Cowboy Boots... Just Part of the Uniform
Here's another of my grand adventures! Not quite fashion week, but every bit as fun!
You’ve probably seen by now that my life is not all glamour and fashion.
During the school year I spend my spare moments coordinating photoshoots with purple-haired geniuses, fitting gowns to willowy women, and attending meetings with men in tailored suits. Flashes of light and the sound of my own heartbeat make it easy for me to forget that my life has much more to it than that.
For the past three summers I have left civilization behind and traveled home where I am the sixth generation on my family’s farm in Silver Lake, Ore. We grow alfalfa hay which is harvested three times every summer.

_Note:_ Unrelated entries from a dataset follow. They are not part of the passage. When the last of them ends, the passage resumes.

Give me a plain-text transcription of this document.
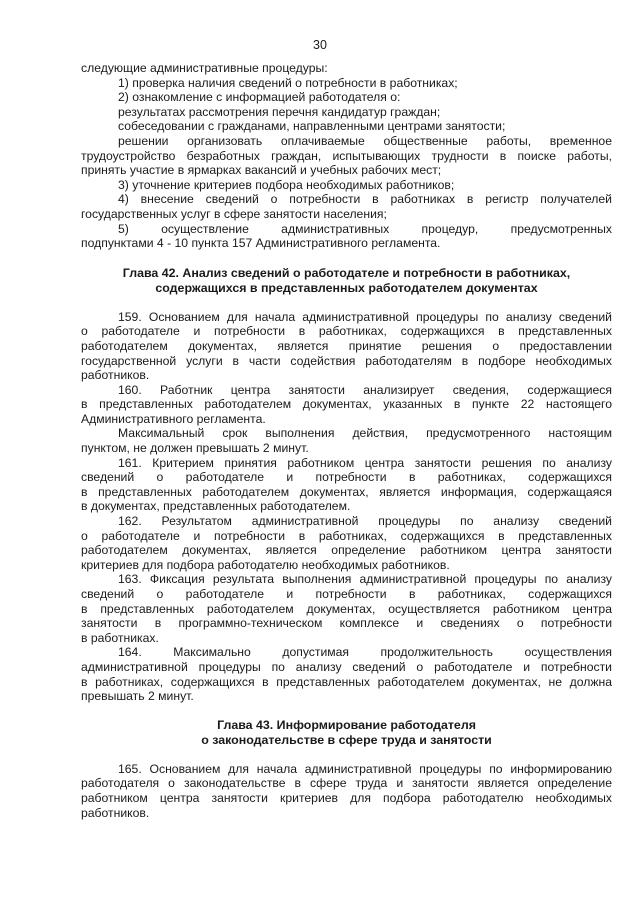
30
следующие административные процедуры:
1) проверка наличия сведений о потребности в работниках;
2) ознакомление с информацией работодателя о:
результатах рассмотрения перечня кандидатур граждан;
собеседовании с гражданами, направленными центрами занятости;
решении организовать оплачиваемые общественные работы, временное
трудоустройство безработных граждан, испытывающих трудности в поиске работы,
принять участие в ярмарках вакансий и учебных рабочих мест;
3) уточнение критериев подбора необходимых работников;
4) внесение сведений о потребности в работниках в регистр получателей
государственных услуг в сфере занятости населения;
5) осуществление административных процедур, предусмотренных
подпунктами 4 - 10 пункта 157 Административного регламента.
Глава 42. Анализ сведений о работодателе и потребности в работниках,
содержащихся в представленных работодателем документах
159. Основанием для начала административной процедуры по анализу сведений
о работодателе и потребности в работниках, содержащихся в представленных
работодателем документах, является принятие решения о предоставлении
государственной услуги в части содействия работодателям в подборе необходимых
работников.
160. Работник центра занятости анализирует сведения, содержащиеся
в представленных работодателем документах, указанных в пункте 22 настоящего
Административного регламента.
Максимальный срок выполнения действия, предусмотренного настоящим
пунктом, не должен превышать 2 минут.
161. Критерием принятия работником центра занятости решения по анализу
сведений о работодателе и потребности в работниках, содержащихся
в представленных работодателем документах, является информация, содержащаяся
в документах, представленных работодателем.
162. Результатом административной процедуры по анализу сведений
о работодателе и потребности в работниках, содержащихся в представленных
работодателем документах, является определение работником центра занятости
критериев для подбора работодателю необходимых работников.
163. Фиксация результата выполнения административной процедуры по анализу
сведений о работодателе и потребности в работниках, содержащихся
в представленных работодателем документах, осуществляется работником центра
занятости в программно-техническом комплексе и сведениях о потребности
в работниках.
164. Максимально допустимая продолжительность осуществления
административной процедуры по анализу сведений о работодателе и потребности
в работниках, содержащихся в представленных работодателем документах, не должна
превышать 2 минут.
Глава 43. Информирование работодателя
о законодательстве в сфере труда и занятости
165. Основанием для начала административной процедуры по информированию
работодателя о законодательстве в сфере труда и занятости является определение
работником центра занятости критериев для подбора работодателю необходимых
работников.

My oldest brother, Daniel, 23, runs the farm now with the help of half a dozen or so employees that live on the farm during the harvest season.
As you may have read in a previous post, my job on the farm is to manage the farm headquarters, keeping everyone fed and the place tidy. Silver Lake is 80 miles south of Bend, which is the closest real option for groceries, so most of what I made had to be completely from scratch. I made three meals a day, delivering lunches and snacks to the workers in the fields as needed, as well as trying to keep up with the mountains of laundry and the incessant weed population around the grounds. When it was time to harvest the hay I also helped drive equipment in the fields.
It’s a fun job. The hours are long and the work isn’t easy, but it’s all very satisfying work. This summer, having just bought my car and discovering the joy of having to pay for gas, I decided to take on an additional job waitressing at The Cowboy Dinner Tree just outside of Silver Lake.
The Dinner Tree is a family-style steakhouse in an old shack in the middle of nowhere, but there is a reason people come from all across the globe for this "Wild West" experience.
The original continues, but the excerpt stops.